Commodity Research - Morning Insight - 04 Dec 2025 by Kotak Securities Ltd
Bullion – Spot gold settled moderately lower for the third straight session yesterday near $4,200/Oz despite weak U.S. private payrolls data strengthened expectations of a Fed rate cut next week. However, silver extended its rally to a fresh record near $59, aided by persistent supply deficits and weakness in dollar that fell to a five-week low. ADP data unexpectedly showed private firms cut 32,000 jobs in November, while ISM Services PMI held steady at 52.6, indicating moderate expansion but soft employment trends. Markets now price in an 89% chance of a 25-bps cut next week. WGC reported net purchases of 53 tons in October, strongest monthly buying of 2025. Gold dipped below $4,200 as markets await U.S. jobless claims and Challenger layoffs, though softening labor trends, cooling growth, robust central-bank demand, and an expected Fed rate cut keep the near-term outlook supportive.

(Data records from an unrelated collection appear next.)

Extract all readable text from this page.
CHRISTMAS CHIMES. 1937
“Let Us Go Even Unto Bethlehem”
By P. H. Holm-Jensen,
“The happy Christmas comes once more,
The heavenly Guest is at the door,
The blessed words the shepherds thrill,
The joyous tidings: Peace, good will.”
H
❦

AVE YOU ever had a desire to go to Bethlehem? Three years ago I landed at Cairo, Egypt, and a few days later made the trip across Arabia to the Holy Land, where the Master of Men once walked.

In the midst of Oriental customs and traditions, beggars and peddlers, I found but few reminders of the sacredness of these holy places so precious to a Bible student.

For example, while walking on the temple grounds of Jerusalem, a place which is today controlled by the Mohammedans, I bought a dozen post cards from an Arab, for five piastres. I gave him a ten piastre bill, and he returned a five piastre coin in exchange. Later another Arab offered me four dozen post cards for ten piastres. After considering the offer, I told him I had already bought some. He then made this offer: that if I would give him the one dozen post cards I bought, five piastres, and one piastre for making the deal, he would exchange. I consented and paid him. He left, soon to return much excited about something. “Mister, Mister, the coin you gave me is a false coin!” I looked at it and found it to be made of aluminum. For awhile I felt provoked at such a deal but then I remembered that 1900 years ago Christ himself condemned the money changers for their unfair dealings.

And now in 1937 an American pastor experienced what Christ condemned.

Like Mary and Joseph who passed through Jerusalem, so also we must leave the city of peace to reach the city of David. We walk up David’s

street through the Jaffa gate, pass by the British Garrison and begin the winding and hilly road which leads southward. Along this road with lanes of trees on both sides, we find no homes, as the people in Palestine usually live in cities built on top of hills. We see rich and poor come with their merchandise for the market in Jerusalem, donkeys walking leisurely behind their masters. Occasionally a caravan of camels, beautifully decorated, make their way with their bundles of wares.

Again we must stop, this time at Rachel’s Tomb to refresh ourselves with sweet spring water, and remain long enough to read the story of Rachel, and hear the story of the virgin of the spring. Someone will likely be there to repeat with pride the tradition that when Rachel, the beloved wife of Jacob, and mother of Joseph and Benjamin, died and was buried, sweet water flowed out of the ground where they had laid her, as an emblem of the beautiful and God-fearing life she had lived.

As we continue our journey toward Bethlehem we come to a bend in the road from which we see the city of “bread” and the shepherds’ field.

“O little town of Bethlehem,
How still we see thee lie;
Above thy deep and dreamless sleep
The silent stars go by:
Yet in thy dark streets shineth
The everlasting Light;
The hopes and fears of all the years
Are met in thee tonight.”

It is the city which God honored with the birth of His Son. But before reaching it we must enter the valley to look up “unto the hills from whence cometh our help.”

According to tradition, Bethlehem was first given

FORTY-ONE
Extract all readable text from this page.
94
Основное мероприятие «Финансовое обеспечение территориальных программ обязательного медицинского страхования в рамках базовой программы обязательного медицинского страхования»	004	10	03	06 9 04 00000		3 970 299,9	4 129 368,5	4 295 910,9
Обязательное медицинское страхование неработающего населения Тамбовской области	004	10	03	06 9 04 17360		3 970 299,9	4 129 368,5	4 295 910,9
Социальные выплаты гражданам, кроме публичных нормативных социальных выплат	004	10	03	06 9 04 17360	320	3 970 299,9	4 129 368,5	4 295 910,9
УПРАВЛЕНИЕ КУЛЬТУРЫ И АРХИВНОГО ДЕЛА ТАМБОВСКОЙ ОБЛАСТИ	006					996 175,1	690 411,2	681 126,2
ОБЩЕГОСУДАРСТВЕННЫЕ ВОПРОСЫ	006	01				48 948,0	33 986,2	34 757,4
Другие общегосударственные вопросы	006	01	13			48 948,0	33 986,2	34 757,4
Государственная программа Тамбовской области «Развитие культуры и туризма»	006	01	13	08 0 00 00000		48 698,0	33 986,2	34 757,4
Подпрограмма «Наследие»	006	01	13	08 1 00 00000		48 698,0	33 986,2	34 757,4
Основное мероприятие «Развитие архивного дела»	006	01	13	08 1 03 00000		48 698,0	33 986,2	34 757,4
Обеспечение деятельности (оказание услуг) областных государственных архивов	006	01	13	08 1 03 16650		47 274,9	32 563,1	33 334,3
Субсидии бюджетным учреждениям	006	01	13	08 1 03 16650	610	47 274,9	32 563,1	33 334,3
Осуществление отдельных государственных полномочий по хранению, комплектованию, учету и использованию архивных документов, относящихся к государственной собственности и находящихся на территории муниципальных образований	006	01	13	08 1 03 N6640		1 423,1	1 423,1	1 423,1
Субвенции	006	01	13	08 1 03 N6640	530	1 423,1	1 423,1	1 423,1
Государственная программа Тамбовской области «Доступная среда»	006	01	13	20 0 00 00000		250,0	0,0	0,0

Crude Oil – WTI crude oil surged to $59.6/bbl yesterday as the meeting between President Vladimir Putin and Donald Trump's top envoys ended without any peace deal. Putin stated that Russia does not seek a conflict with Europe, while issuing a strong warning about the consequences should Europe initiate one. Trump also reiterated that the United States intends to launch strikes against drug cartels operating within Venezuela very soon, heightening concerns over potential supply disruptions. However, sharp upside in crude was capped by an increase in US crude oil and product inventories. EIA reported crude stocks rose by 600,000 barrels during the week ending November 28, while gasoline and distillates also saw builds of 4.5 million barrels and 2.1 million barrels respectively. Today, oil prices inched up to $59.3/bbl as pause in progress on a Russia-Ukraine peace agreement and the buildup of U.S. forces near Venezuela contributed to a modest risk premium.
Natural Gas – Nymex natural gas futures surged above $5/mmBtu for the first time since 2022 as cold mid-December weather forecasts boosted expectations of significant storage drawdowns.
Base metals – Base metals extended gains in the previous session, led by copper, which surged more than 3% to close near $11,480/ton, while aluminium also advanced over 1%. Copper’s rally was driven by mounting supply concerns and a weaker U.S. dollar, with sentiment intensifying after LME data showed the largest spike in warehouse withdrawal requests since 2013, particularly across Asia. This reinforced expectations of tightening availability as large volumes continue flowing to the U.S. in anticipation of potential tariffs. Despite lingering demand uncertainty, particularly in China, supply narrative remains dominant, aided by reduced output guidance from major producers. Base metals edged higher as sharp withdrawal spikes from LME warehouses, tariff woes, and softer dollar lift sentiment.